2. I miss Europe. I love Europe. I’m starving for art and history and antiquity in a country that is culturally bankrupt. (See: Kanye West, Lady Gaga’s wardrobe, Grey’s Anatomy, Gossip Girl. Joking on those last two…) I can’t wait to make my friend take thirty-four pictures of me crossing Abbey Road again, say hello to Mona Lisa and ask if she remembers me (oh, yes, audibly), and rub the dirt of the Coliseum floor between my hands…someday soon, I hope...

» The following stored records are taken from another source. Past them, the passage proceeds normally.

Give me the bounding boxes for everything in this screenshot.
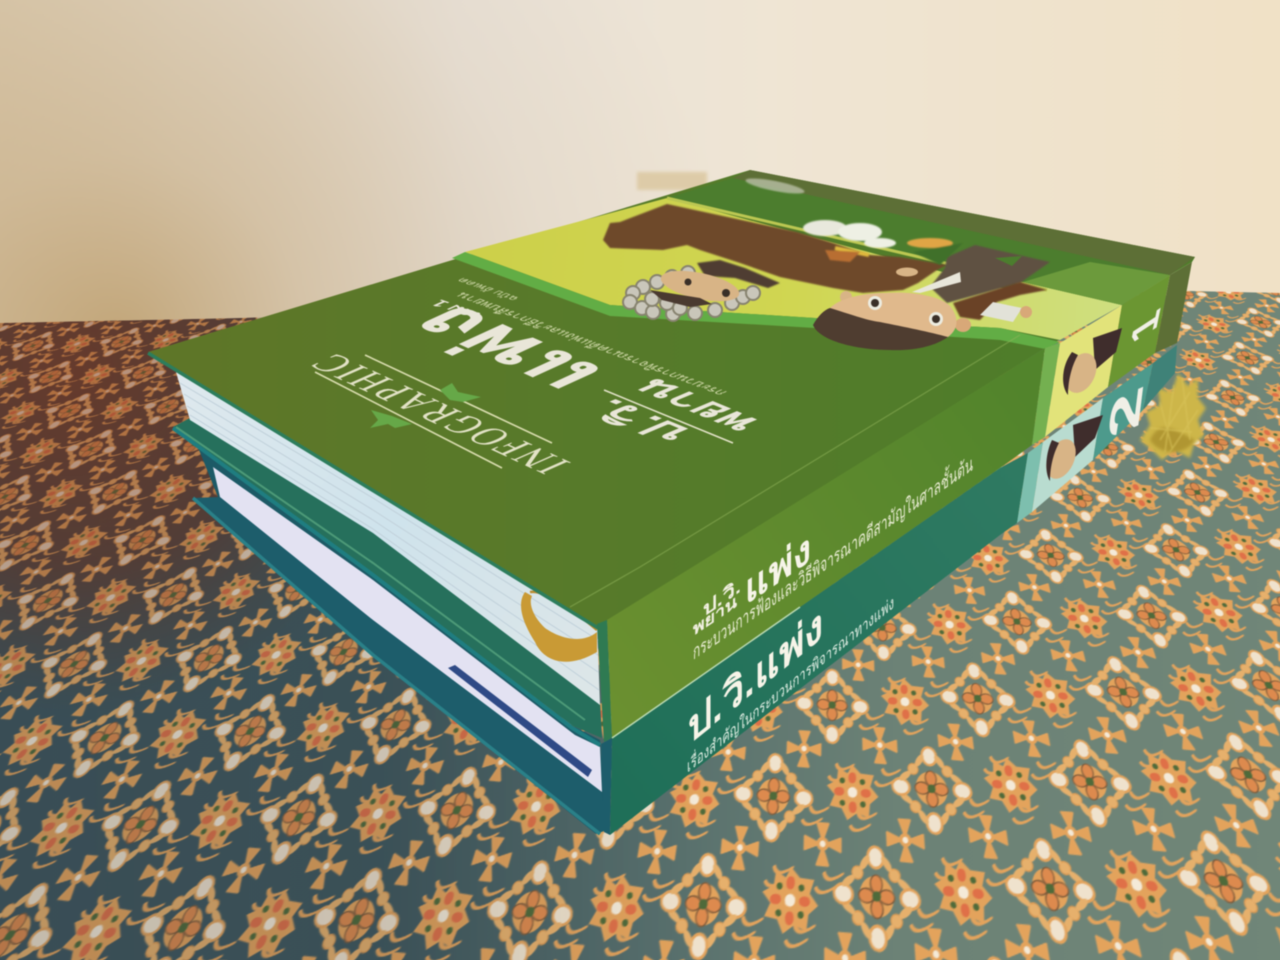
illustration: judge wig <box>623 266 760 321</box>
spine yellow panel <box>1045 305 1122 437</box>
publisher logo <box>745 175 805 197</box>
teal panel <box>1093 363 1153 460</box>
edition label on cover: ฉบับ อัพเดต <box>453 276 523 302</box>
ribbon bookmark <box>521 592 597 662</box>
title: พยาน on cover: พยาน <box>619 374 771 437</box>
cloth lighting overlays <box>0 290 1280 960</box>
cover artwork: light green chevron strip <box>452 252 1060 349</box>
illustration: judge hair <box>697 260 780 288</box>
illustration: lawyer head <box>813 293 971 350</box>
illustration: judge face <box>650 265 742 307</box>
illustration: papers on the bench <box>803 220 963 265</box>
dark teal end <box>1143 345 1177 410</box>
lower book: page block <box>213 467 602 792</box>
spine subtitle: กระบวนการฟ้องและวิธีพิจารณาคดีสามัญในศาลชั้นต้น <box>693 448 973 665</box>
spine number 2: 2 <box>1099 379 1153 446</box>
cover artwork: dark olive edge band <box>733 170 1195 275</box>
spine light green strip <box>1032 343 1060 445</box>
title: ป.วิ. on cover: ป.วิ. <box>576 394 704 447</box>
upper book: page block <box>176 372 600 705</box>
spine character icon <box>1059 328 1122 398</box>
spine title: ป.วิ.: ป.วิ. <box>703 575 741 622</box>
illustration: lawyer body <box>953 282 1047 320</box>
spine dark end panel <box>1155 262 1192 353</box>
spine title: พยาน: พยาน <box>693 591 737 640</box>
cover artwork: yellow band <box>465 198 1122 340</box>
spine character icon <box>1040 415 1103 484</box>
tablecloth floral pattern <box>0 290 1280 960</box>
title: แพ่ง on cover: แพ่ง <box>389 296 624 402</box>
illustration: lawyer robe panel <box>930 245 1050 303</box>
mint strip <box>1017 442 1043 523</box>
illustration: court bench <box>603 204 947 293</box>
spine title: ป.วิ.แพ่ง: ป.วิ.แพ่ง <box>688 597 823 755</box>
mint panel <box>1032 398 1103 512</box>
cover edge trim <box>148 353 598 628</box>
spine subtitle: เรื่องสำคัญในกระบวนการพิจารณาทางแพ่ง <box>687 590 894 777</box>
upper book: front cover <box>148 170 1195 628</box>
lower book: front cover flap <box>173 418 602 745</box>
volume label on cover: เล่ม 1 <box>426 298 486 320</box>
tassel bookmark <box>1140 373 1206 460</box>
upper book: spine <box>597 262 1192 742</box>
cover artwork: top green band <box>667 178 1170 305</box>
illustration: lawyer white tie <box>912 272 961 293</box>
lower book: dark backing between layers <box>195 440 607 830</box>
lower book: spine <box>601 345 1177 835</box>
INFOGRAPHIC label with rules and stars: INFOGRAPHIC <box>299 349 581 479</box>
illustration: lawyer paper and hand <box>840 291 1032 322</box>
spine number 1: 1 <box>1122 301 1169 352</box>
subtitle on cover: กระบวนการพิจารณาคดีแพ่งและวิธีการสืบพยาน <box>451 291 732 397</box>
wall background <box>0 0 1280 323</box>
spine title: แพ่ง: แพ่ง <box>745 525 811 614</box>
cover hinge highlight <box>570 335 1020 607</box>
lower book: rear cover <box>193 497 607 834</box>
spine green panel <box>1108 275 1170 387</box>
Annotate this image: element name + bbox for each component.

3. Fall is creeping up on us. At church this weekend, my friend David asked, “Are you excited about fall? You look like a fall person.” YES, yes David, I am. I wear sweater vests, jeans, and scarves in summer. Clearly, I am a fall person. Pumpkin spice at Starbucks and cool nights are already here, restoring my soul from a brutally long, hot summer. I can’t wait for colder weather, hot chai, award-season films, and the holidays.

4. Speaking of holidays, I’m torn over what to be for Halloween. Something literary, for sure: I’m just debating between a pretty Gatsby flapper or Alex from A Clockwork Orange. I think the latter would be cooler and I would be able to pull it off, but don’t know if people would “get” it. Suggestions?

5. I’m excited to see a bunch of musicals before the end of the year: Rent, Spring Awakening, Mary Poppins, Spamalot, A Christmas Carol, and Xanadu, which is a musical I know nothing about except that a roller disco is involved—it can’t not be great, right? By the way, have you noticed that musicals and musical theater have been making a comeback this year? (Hugh Jackman hosting the Oscars, Glee, Fame the movie…) I’m down.

I’ve lacked inspiration to write anything of substance this month…so far. It must be all of that mind-rotting TV. But more posts are coming soon!